Naidu who was once a persona non grata is now important to KCR since Naidu at national level draws a lot of water. At the moment, he is now daggers drawn with Prime Minister Narendra Modi, which suits KCR well since the federal front is basically an anti-BJP and anti-Congress formation.
As Telugu Desam Party's foundations are built on anti-Congressim as his father-in-law and Telugu Desam founder-president NT Rama Rao used to say and as TDP remains anti-Congress till date, the TDP is the right fit for the federal front.
But there are imperceptible indications that the TDP might not remain anti-Congress in future. If Naidu goes in for a major policy shift and moves closer to Congress to ramp up support in his fight with Modi, then it is a worrying factor for KCR.
Already there is a suspicion that Naidu is not totally against Congress after he has asked his leaders to campaign in the areas in Karnataka where Telugu people live to vote against the BJP. As Congress is a national party, it is taken for granted that if Telugus heed Naidu's advice, they would vote for the Congress and not for the regional party JD (S) which has influence only in some sections.
If Naidu aligns with the Congress at the national level, it does not cause any embarrassment to him either, since, in AP, he does not have Congress to fight, unlike KCR whose principal rival in Telangana is Congress. Congress is a dead duck in AP and it is not showing any signs of acquiring life to bother Naidu.
Naidu is neck deep in fighting with BJP and Narendra Modi while at the same time he cannot lose sight of YSRC and Pawan Kalyan, whom Naidu dubs as Narendra Modi's invisible allies. So, in AP, the battle lines are clear, on one side is positioned Naidu and Telugu Desam and on the other, the axis of BJP-YSRC-Jana Sena, if one goes by Naidu's surmise that the YSRC and Jana Sena dance attendance upon at the BJP.

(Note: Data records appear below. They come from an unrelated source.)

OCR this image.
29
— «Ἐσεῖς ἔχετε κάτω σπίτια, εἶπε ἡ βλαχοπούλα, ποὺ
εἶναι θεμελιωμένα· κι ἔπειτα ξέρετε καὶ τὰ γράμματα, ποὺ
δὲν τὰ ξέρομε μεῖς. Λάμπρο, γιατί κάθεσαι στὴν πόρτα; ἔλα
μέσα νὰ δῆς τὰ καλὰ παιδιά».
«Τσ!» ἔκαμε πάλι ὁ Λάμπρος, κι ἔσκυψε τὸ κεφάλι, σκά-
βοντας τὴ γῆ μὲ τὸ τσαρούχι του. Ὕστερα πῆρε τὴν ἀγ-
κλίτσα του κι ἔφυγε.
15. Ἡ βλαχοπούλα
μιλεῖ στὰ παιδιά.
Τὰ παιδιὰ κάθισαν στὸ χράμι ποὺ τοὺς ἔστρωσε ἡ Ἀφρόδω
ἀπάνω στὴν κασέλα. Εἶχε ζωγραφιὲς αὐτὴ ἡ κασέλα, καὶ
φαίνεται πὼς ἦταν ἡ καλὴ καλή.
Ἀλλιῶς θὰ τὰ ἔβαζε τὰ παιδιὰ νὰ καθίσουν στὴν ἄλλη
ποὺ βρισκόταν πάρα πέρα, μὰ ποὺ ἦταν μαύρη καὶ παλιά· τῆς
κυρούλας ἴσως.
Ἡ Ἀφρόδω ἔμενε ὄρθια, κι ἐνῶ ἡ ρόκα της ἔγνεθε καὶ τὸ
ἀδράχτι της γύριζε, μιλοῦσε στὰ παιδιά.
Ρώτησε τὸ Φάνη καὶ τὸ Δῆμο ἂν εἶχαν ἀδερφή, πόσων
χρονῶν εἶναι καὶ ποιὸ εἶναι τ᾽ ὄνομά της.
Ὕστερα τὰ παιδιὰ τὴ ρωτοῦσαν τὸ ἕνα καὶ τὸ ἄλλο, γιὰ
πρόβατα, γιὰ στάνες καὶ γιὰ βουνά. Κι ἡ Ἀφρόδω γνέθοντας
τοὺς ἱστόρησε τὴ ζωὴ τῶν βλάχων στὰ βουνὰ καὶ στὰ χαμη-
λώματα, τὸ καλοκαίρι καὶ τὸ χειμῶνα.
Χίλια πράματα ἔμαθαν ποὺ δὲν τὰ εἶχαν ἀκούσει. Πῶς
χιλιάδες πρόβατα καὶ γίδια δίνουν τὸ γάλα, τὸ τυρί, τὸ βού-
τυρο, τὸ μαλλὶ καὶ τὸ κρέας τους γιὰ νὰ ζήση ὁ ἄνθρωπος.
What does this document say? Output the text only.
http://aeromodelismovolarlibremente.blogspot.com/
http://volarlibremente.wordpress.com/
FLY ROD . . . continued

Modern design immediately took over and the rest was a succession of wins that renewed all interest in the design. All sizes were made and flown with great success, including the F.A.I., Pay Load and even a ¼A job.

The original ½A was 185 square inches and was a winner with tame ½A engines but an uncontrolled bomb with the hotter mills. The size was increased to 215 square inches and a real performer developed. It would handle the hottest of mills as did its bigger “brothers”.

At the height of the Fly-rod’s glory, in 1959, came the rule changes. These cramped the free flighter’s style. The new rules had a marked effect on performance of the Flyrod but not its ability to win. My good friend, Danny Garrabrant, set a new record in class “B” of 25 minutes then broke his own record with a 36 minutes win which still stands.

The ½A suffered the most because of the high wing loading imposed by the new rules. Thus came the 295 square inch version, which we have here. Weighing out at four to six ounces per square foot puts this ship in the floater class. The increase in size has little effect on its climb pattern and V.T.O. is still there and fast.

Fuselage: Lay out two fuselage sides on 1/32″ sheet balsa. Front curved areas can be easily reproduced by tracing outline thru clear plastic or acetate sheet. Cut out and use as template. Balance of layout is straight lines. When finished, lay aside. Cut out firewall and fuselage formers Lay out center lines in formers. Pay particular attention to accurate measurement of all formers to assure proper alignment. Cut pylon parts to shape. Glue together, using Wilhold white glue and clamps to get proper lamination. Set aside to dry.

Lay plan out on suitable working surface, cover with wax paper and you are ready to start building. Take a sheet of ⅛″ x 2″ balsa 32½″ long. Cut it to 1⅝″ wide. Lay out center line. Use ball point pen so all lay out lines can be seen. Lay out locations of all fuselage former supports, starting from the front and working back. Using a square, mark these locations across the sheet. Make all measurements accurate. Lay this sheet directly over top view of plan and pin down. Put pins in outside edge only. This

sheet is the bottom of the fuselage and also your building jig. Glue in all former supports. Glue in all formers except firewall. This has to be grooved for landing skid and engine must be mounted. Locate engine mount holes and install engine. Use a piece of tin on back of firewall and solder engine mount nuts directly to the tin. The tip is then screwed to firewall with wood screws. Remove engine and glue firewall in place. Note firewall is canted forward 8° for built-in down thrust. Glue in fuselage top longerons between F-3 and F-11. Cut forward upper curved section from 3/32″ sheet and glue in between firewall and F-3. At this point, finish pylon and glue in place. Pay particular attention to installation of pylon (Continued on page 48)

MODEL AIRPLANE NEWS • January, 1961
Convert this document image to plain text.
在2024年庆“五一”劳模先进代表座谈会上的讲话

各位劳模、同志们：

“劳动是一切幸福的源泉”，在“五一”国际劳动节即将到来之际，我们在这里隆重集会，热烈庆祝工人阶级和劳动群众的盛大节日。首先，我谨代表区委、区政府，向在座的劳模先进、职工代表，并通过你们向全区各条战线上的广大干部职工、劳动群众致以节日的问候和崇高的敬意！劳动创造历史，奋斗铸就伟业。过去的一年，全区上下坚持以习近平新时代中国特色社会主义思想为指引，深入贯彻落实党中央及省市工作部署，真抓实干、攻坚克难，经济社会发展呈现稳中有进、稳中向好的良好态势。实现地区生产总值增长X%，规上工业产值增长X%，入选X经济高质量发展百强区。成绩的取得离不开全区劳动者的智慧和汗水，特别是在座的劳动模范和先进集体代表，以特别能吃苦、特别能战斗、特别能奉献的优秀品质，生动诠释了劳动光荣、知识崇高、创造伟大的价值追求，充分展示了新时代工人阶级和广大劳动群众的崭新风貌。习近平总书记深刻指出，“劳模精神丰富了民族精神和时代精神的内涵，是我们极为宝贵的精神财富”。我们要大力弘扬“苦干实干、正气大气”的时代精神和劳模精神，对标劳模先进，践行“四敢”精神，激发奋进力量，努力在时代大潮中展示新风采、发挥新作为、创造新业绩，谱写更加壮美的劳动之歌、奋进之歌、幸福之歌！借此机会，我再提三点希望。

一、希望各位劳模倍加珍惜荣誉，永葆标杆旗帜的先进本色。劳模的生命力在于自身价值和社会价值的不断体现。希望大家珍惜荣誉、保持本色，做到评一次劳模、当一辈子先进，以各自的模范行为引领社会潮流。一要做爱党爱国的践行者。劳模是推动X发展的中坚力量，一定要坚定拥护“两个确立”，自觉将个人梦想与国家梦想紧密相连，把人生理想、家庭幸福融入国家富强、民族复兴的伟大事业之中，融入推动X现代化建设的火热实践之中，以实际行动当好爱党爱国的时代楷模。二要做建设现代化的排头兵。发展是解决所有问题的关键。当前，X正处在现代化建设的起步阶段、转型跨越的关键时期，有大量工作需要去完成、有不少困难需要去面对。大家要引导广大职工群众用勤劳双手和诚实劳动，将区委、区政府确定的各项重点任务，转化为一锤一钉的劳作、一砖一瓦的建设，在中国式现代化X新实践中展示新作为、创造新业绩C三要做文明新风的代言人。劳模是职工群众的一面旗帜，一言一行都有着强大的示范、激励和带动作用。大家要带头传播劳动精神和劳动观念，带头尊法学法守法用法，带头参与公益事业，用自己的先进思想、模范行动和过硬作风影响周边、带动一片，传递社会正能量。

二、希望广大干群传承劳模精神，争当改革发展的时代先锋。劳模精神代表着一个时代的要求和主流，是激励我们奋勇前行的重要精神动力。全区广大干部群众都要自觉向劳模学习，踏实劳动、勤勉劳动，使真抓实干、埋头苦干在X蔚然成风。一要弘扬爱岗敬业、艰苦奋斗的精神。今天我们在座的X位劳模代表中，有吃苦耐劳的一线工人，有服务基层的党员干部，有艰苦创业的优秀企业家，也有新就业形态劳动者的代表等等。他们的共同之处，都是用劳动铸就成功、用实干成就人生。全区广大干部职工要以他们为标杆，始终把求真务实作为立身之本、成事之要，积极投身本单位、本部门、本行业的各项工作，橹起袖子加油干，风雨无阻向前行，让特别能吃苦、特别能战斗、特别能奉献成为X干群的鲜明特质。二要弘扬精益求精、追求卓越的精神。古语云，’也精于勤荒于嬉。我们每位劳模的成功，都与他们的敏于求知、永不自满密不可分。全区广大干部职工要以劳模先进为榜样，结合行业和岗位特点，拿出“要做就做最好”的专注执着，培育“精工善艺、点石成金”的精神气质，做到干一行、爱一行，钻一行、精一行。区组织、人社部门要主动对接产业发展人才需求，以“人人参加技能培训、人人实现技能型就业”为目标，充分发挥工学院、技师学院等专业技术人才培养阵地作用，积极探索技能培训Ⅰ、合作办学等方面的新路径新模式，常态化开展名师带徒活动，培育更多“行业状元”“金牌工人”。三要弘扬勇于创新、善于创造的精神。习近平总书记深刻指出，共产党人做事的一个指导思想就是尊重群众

As Naidu is fighting his battle with the BPJ in the State, KCR, all of a sudden, burst out at Narendra Modi at a farmers' convention in Karimnagar and announced that he would do his best to get all the parties which are ranged against the BJP and the Congress on one side in the interest of the nation since under their dispensation, the country had not moved forward and, on the contrary, its journey was retrogressive.
Now KCR and Naidu have a common ground as far training guns at the BJP is concerned but when it comes to Congress, KCR is clear that he wants to take on the grand old party also. But, would Naidu do that? In fact, several leaders whom KCR had met of late were non-committal on opposing the Congress, though they were very clear that he would fight to the last in ending the BJP rule in the country.
As the federal front is still in its infancy, it is not clear how the political formation would be like since Naidu may want to support the Congress in his fight with the BJP. It is interesting that KCR sees a friend in Naidu, and there are subtle indications that Naidu might see a friend in Congress in the overall scheme of things to bury the BJP in a hole as deep as Mariana Trench.
Naidu has travelled through the experiences of fronts in the past – the National Front (1989-91) when NTR was its convenor during which VP Singh was Prime Minister and then Chandrasekhar. Later in 1996-98, United Front was formed which saw Deve Gowda becoming the Prime Minister. He was succeeded by IK Gujral but this front too collapsed. During the days of the United Front, Chandrababu Naidu declined to accept the offer of the office of the Prime Minister.
The fronts having a poor record of staying together, it remains to be seen how it could emerge as an alternative and what kind of role Chandrababu Naidu would finally be playing in the wake of his assertions that after 2019, he will decide who should be the Prime Minister of the country.